Welches Stück aus Ihrem Programm empfehlen Sie jemandem, der nicht so häufig das Theater besucht?
Da gibt es einige Aufführungen, die mit Sicherheit Freude machen, wie zum Beispiel eben Wes Peden, aber natürlich kann ich da auch den Tanzfaktor empfehlen, die mit fünf kurzen Tanzstücken von jungen aufstrebenden Choreograf:innen und Compagnien kurzweilig einen Einblick ins aktuelle Tanzschaffen gibt oder die beiden Abende «Jeanne d’Arppo» und «Die Schneiderin» von Gardi Hutter, die zu ihrem 40-jährigen Bühnenjubiläum ihre grossen Abende letzte Male in dieser Saison spielt – auch das ist ein Stück Theatergeschichte und sie hat damit bis heute unzählige Generationen begeistert.
Gibt es ein Publikum, das Sie in Ihrem Theater vermissen und gerne ansprechen würden? Wenn ja, wie versuchen Sie das?
Im Theater wünscht man sich immer noch mehr Publikum und sicher gibt es Publika, die uns noch nicht finden oder die wir noch nicht genügend ansprechen. Ich möchte gerne in den kommenden Jahren mehr Aufführungen in anderen Sprachen, die Menschen hier sprechen, anbieten und damit aktuelle Kultur aus verschiedenen Herkunftsländern zeigen. Und wir suchen natürlich den Kontakt mit dem vorhandenen Publikum, aber auch mit Vereinen, Initiativen und Institutionen, mit denen wir noch nicht zusammengearbeitet haben und wo wir neues Publikum fürs Theater begeistern können.
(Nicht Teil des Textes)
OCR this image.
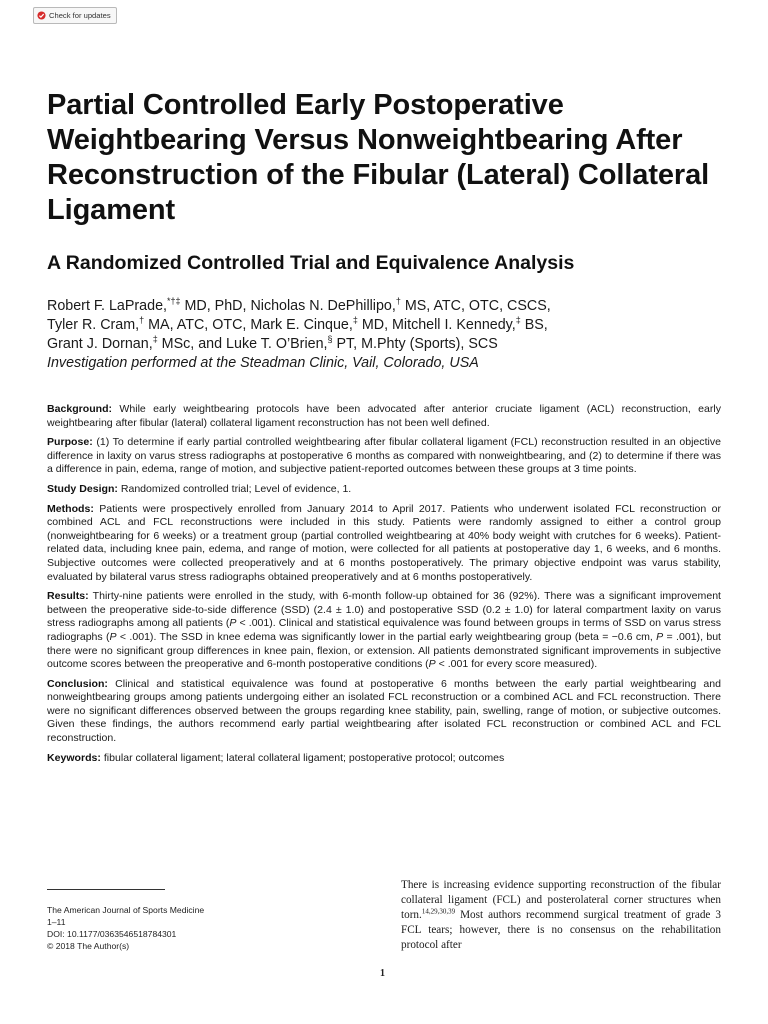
Check for updates
Partial Controlled Early Postoperative Weightbearing Versus Nonweightbearing After Reconstruction of the Fibular (Lateral) Collateral Ligament
A Randomized Controlled Trial and Equivalence Analysis
Robert F. LaPrade,*†‡ MD, PhD, Nicholas N. DePhillipo,† MS, ATC, OTC, CSCS,
Tyler R. Cram,† MA, ATC, OTC, Mark E. Cinque,‡ MD, Mitchell I. Kennedy,‡ BS,
Grant J. Dornan,‡ MSc, and Luke T. O’Brien,§ PT, M.Phty (Sports), SCS
Investigation performed at the Steadman Clinic, Vail, Colorado, USA

Background: While early weightbearing protocols have been advocated after anterior cruciate ligament (ACL) reconstruction, early weightbearing after fibular (lateral) collateral ligament reconstruction has not been well defined.

Purpose: (1) To determine if early partial controlled weightbearing after fibular collateral ligament (FCL) reconstruction resulted in an objective difference in laxity on varus stress radiographs at postoperative 6 months as compared with nonweightbearing, and (2) to determine if there was a difference in pain, edema, range of motion, and subjective patient-reported outcomes between these groups at 3 time points.

Study Design: Randomized controlled trial; Level of evidence, 1.

Methods: Patients were prospectively enrolled from January 2014 to April 2017. Patients who underwent isolated FCL reconstruction or combined ACL and FCL reconstructions were included in this study. Patients were randomly assigned to either a control group (nonweightbearing for 6 weeks) or a treatment group (partial controlled weightbearing at 40% body weight with crutches for 6 weeks). Patient-related data, including knee pain, edema, and range of motion, were collected for all patients at postoperative day 1, 6 weeks, and 6 months. Subjective outcomes were collected preoperatively and at 6 months postoperatively. The primary objective endpoint was varus stability, evaluated by bilateral varus stress radiographs obtained preoperatively and at 6 months postoperatively.

Results: Thirty-nine patients were enrolled in the study, with 6-month follow-up obtained for 36 (92%). There was a significant improvement between the preoperative side-to-side difference (SSD) (2.4 ± 1.0) and postoperative SSD (0.2 ± 1.0) for lateral compartment laxity on varus stress radiographs among all patients (P < .001). Clinical and statistical equivalence was found between groups in terms of SSD on varus stress radiographs (P < .001). The SSD in knee edema was significantly lower in the partial early weightbearing group (beta = −0.6 cm, P = .001), but there were no significant group differences in knee pain, flexion, or extension. All patients demonstrated significant improvements in subjective outcome scores between the preoperative and 6-month postoperative conditions (P < .001 for every score measured).

Conclusion: Clinical and statistical equivalence was found at postoperative 6 months between the early partial weightbearing and nonweightbearing groups among patients undergoing either an isolated FCL reconstruction or a combined ACL and FCL reconstruction. There were no significant differences observed between the groups regarding knee stability, pain, swelling, range of motion, or subjective outcomes. Given these findings, the authors recommend early partial weightbearing after isolated FCL reconstruction or combined ACL and FCL reconstruction.

Keywords: fibular collateral ligament; lateral collateral ligament; postoperative protocol; outcomes

The American Journal of Sports Medicine
1–11
DOI: 10.1177/0363546518784301
© 2018 The Author(s)
There is increasing evidence supporting reconstruction of the fibular collateral ligament (FCL) and posterolateral corner structures when torn.$^{14,29,30,39}$ Most authors recommend surgical treatment of grade 3 FCL tears; however, there is no consensus on the rehabilitation protocol after
1
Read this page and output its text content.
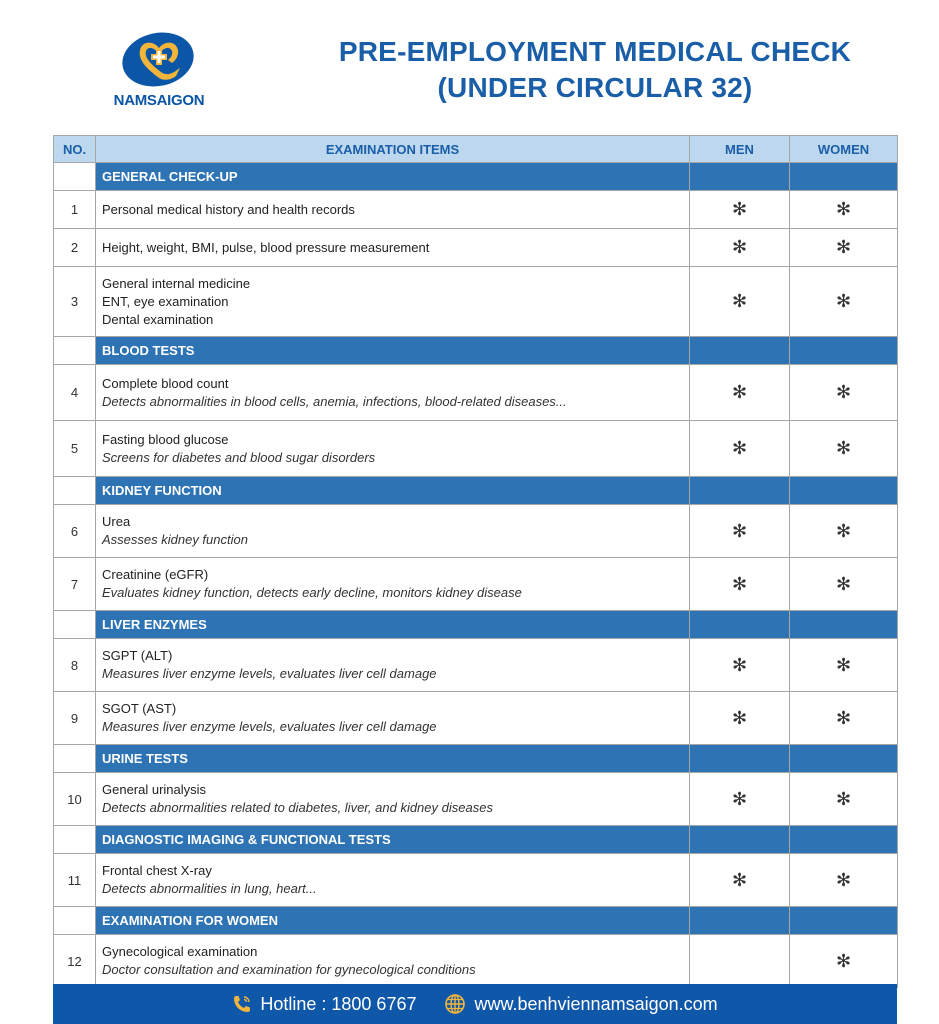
NAMSAIGON
PRE-EMPLOYMENT MEDICAL CHECK
(UNDER CIRCULAR 32)
NO.	EXAMINATION ITEMS	MEN	WOMEN
	GENERAL CHECK-UP		
1	Personal medical history and health records	✻	✻
2	Height, weight, BMI, pulse, blood pressure measurement	✻	✻
3	General internal medicine
ENT, eye examination
Dental examination	✻	✻
	BLOOD TESTS		
4	Complete blood count
Detects abnormalities in blood cells, anemia, infections, blood-related diseases...	✻	✻
5	Fasting blood glucose
Screens for diabetes and blood sugar disorders	✻	✻
	KIDNEY FUNCTION		
6	Urea
Assesses kidney function	✻	✻
7	Creatinine (eGFR)
Evaluates kidney function, detects early decline, monitors kidney disease	✻	✻
	LIVER ENZYMES		
8	SGPT (ALT)
Measures liver enzyme levels, evaluates liver cell damage	✻	✻
9	SGOT (AST)
Measures liver enzyme levels, evaluates liver cell damage	✻	✻
	URINE TESTS		
10	General urinalysis
Detects abnormalities related to diabetes, liver, and kidney diseases	✻	✻
	DIAGNOSTIC IMAGING & FUNCTIONAL TESTS		
11	Frontal chest X-ray
Detects abnormalities in lung, heart...	✻	✻
	EXAMINATION FOR WOMEN		
12	Gynecological examination
Doctor consultation and examination for gynecological conditions		✻
Hotline : 1800 6767	www.benhviennamsaigon.com
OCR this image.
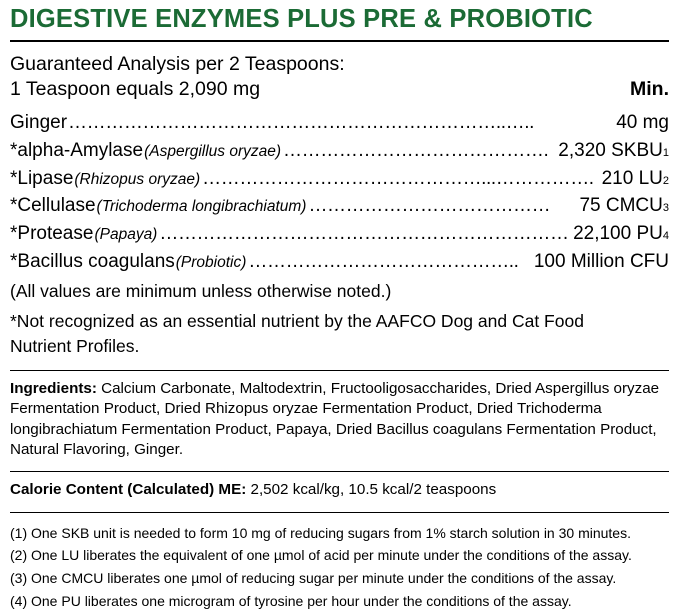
DIGESTIVE ENZYMES PLUS PRE & PROBIOTIC
Guaranteed Analysis per 2 Teaspoons:
1 Teaspoon equals 2,090 mg	Min.
Ginger ……………………………………………………………..…..	40 mg
*alpha-Amylase (Aspergillus oryzae) ……………………………………. 2,320 SKBU 1
*Lipase (Rhizopus oryzae) ………………………………………...……………. 210 LU 2
*Cellulase (Trichoderma longibrachiatum) …………………………………	75 CMCU 3
*Protease (Papaya) ………………………………………………………… 22,100 PU 4
*Bacillus coagulans (Probiotic) …………………………………….. 100 Million CFU
(All values are minimum unless otherwise noted.)
*Not recognized as an essential nutrient by the AAFCO Dog and Cat Food
Nutrient Profiles.
Ingredients: Calcium Carbonate, Maltodextrin, Fructooligosaccharides, Dried Aspergillus oryzae Fermentation Product, Dried Rhizopus oryzae Fermentation Product, Dried Trichoderma longibrachiatum Fermentation Product, Papaya, Dried Bacillus coagulans Fermentation Product, Natural Flavoring, Ginger.
Calorie Content (Calculated) ME: 2,502 kcal/kg, 10.5 kcal/2 teaspoons
(1) One SKB unit is needed to form 10 mg of reducing sugars from 1% starch solution in 30 minutes.
(2) One LU liberates the equivalent of one µmol of acid per minute under the conditions of the assay.
(3) One CMCU liberates one µmol of reducing sugar per minute under the conditions of the assay.
(4) One PU liberates one microgram of tyrosine per hour under the conditions of the assay.
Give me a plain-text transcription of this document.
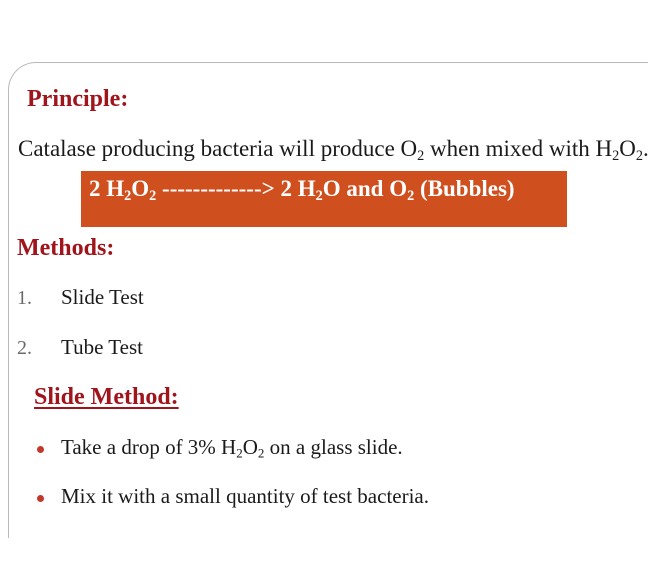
Principle:
Catalase producing bacteria will produce $O_2$ when mixed with $H_2O_2$.
2 $H_2O_2$ -------------> 2 $H_2O$ and $O_2$ (Bubbles)
Methods:
1. Slide Test
2. Tube Test
Slide Method:
Take a drop of 3% $H_2O_2$ on a glass slide.
Mix it with a small quantity of test bacteria.
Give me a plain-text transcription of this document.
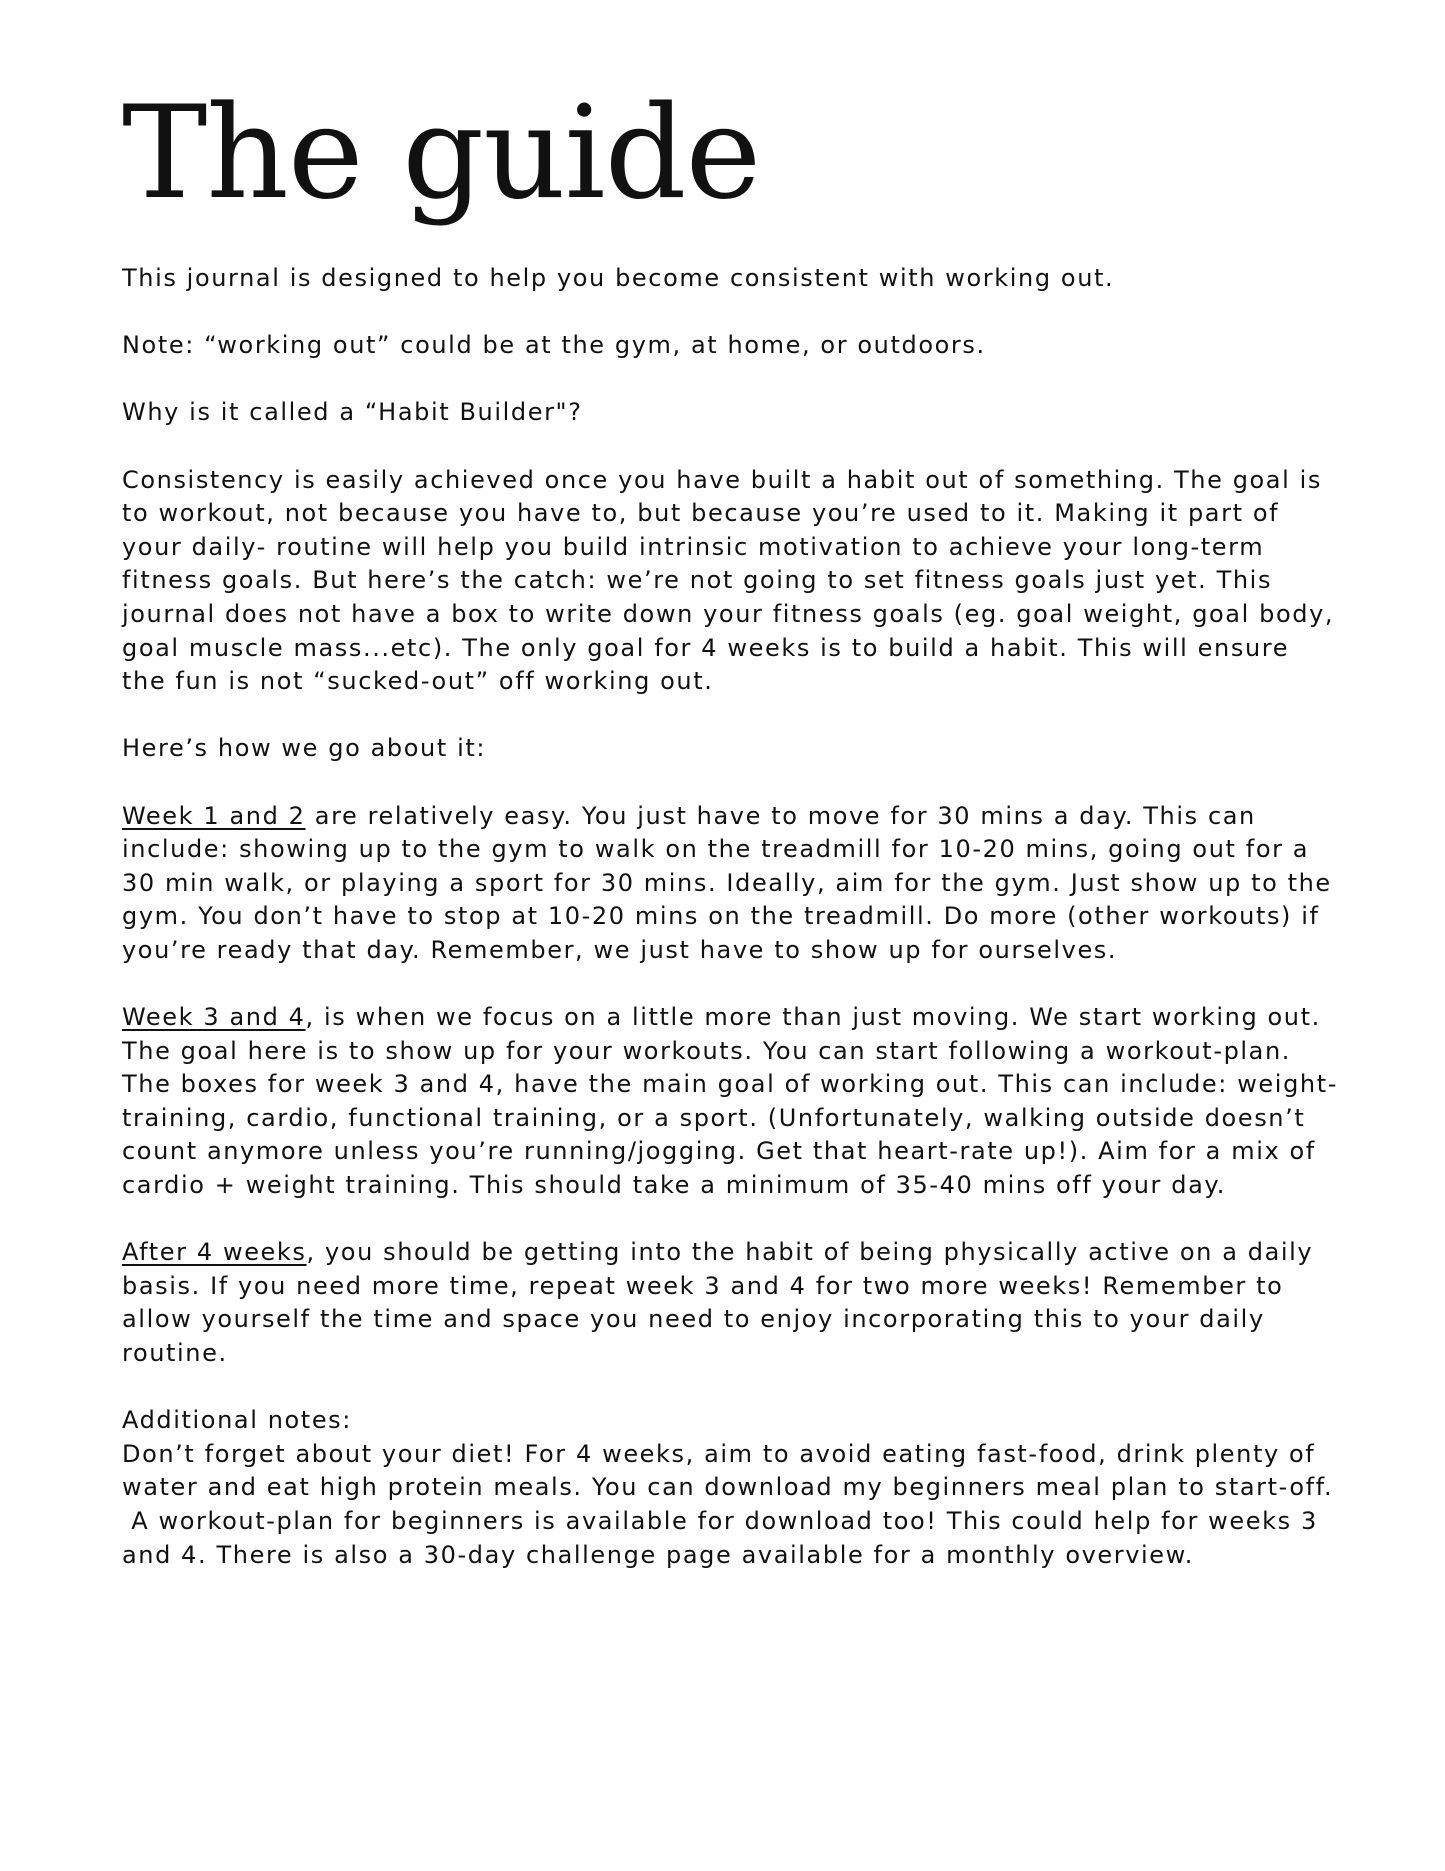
The guide

This journal is designed to help you become consistent with working out.

Note: “working out” could be at the gym, at home, or outdoors.

Why is it called a “Habit Builder"?

Consistency is easily achieved once you have built a habit out of something. The goal is to workout, not because you have to, but because you’re used to it. Making it part of your daily- routine will help you build intrinsic motivation to achieve your long-term fitness goals. But here’s the catch: we’re not going to set fitness goals just yet. This journal does not have a box to write down your fitness goals (eg. goal weight, goal body, goal muscle mass...etc). The only goal for 4 weeks is to build a habit. This will ensure the fun is not “sucked-out” off working out.

Here’s how we go about it:

Week 1 and 2 are relatively easy. You just have to move for 30 mins a day. This can include: showing up to the gym to walk on the treadmill for 10-20 mins, going out for a 30 min walk, or playing a sport for 30 mins. Ideally, aim for the gym. Just show up to the gym. You don’t have to stop at 10-20 mins on the treadmill. Do more (other workouts) if you’re ready that day. Remember, we just have to show up for ourselves.

Week 3 and 4, is when we focus on a little more than just moving. We start working out. The goal here is to show up for your workouts. You can start following a workout-plan. The boxes for week 3 and 4, have the main goal of working out. This can include: weight- training, cardio, functional training, or a sport. (Unfortunately, walking outside doesn’t count anymore unless you’re running/jogging. Get that heart-rate up!). Aim for a mix of cardio + weight training. This should take a minimum of 35-40 mins off your day.

After 4 weeks, you should be getting into the habit of being physically active on a daily basis. If you need more time, repeat week 3 and 4 for two more weeks! Remember to allow yourself the time and space you need to enjoy incorporating this to your daily routine.

Additional notes:

Don’t forget about your diet! For 4 weeks, aim to avoid eating fast-food, drink plenty of water and eat high protein meals. You can download my beginners meal plan to start-off.

A workout-plan for beginners is available for download too! This could help for weeks 3 and 4. There is also a 30-day challenge page available for a monthly overview.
Zudem gibt es neu einen Publikumsrat, der gemeinsam ins Theater geht und anschliessend das Gesehene bespricht. In Zukunft soll dieser Rat auch bei einzelnen Programmpunkten mitreden können. Voraussetzungen braucht es dafür keine, man muss auch nicht immer dabei sein können und am Montag, 16.09. um 19.00 Uhr erzähle ich in der Bar im Stall noch etwas mehr dazu. Interessierte können einfach vorbeikommen.
Vielen Dank, für den spannenden Einblick in Ihr Schaffen.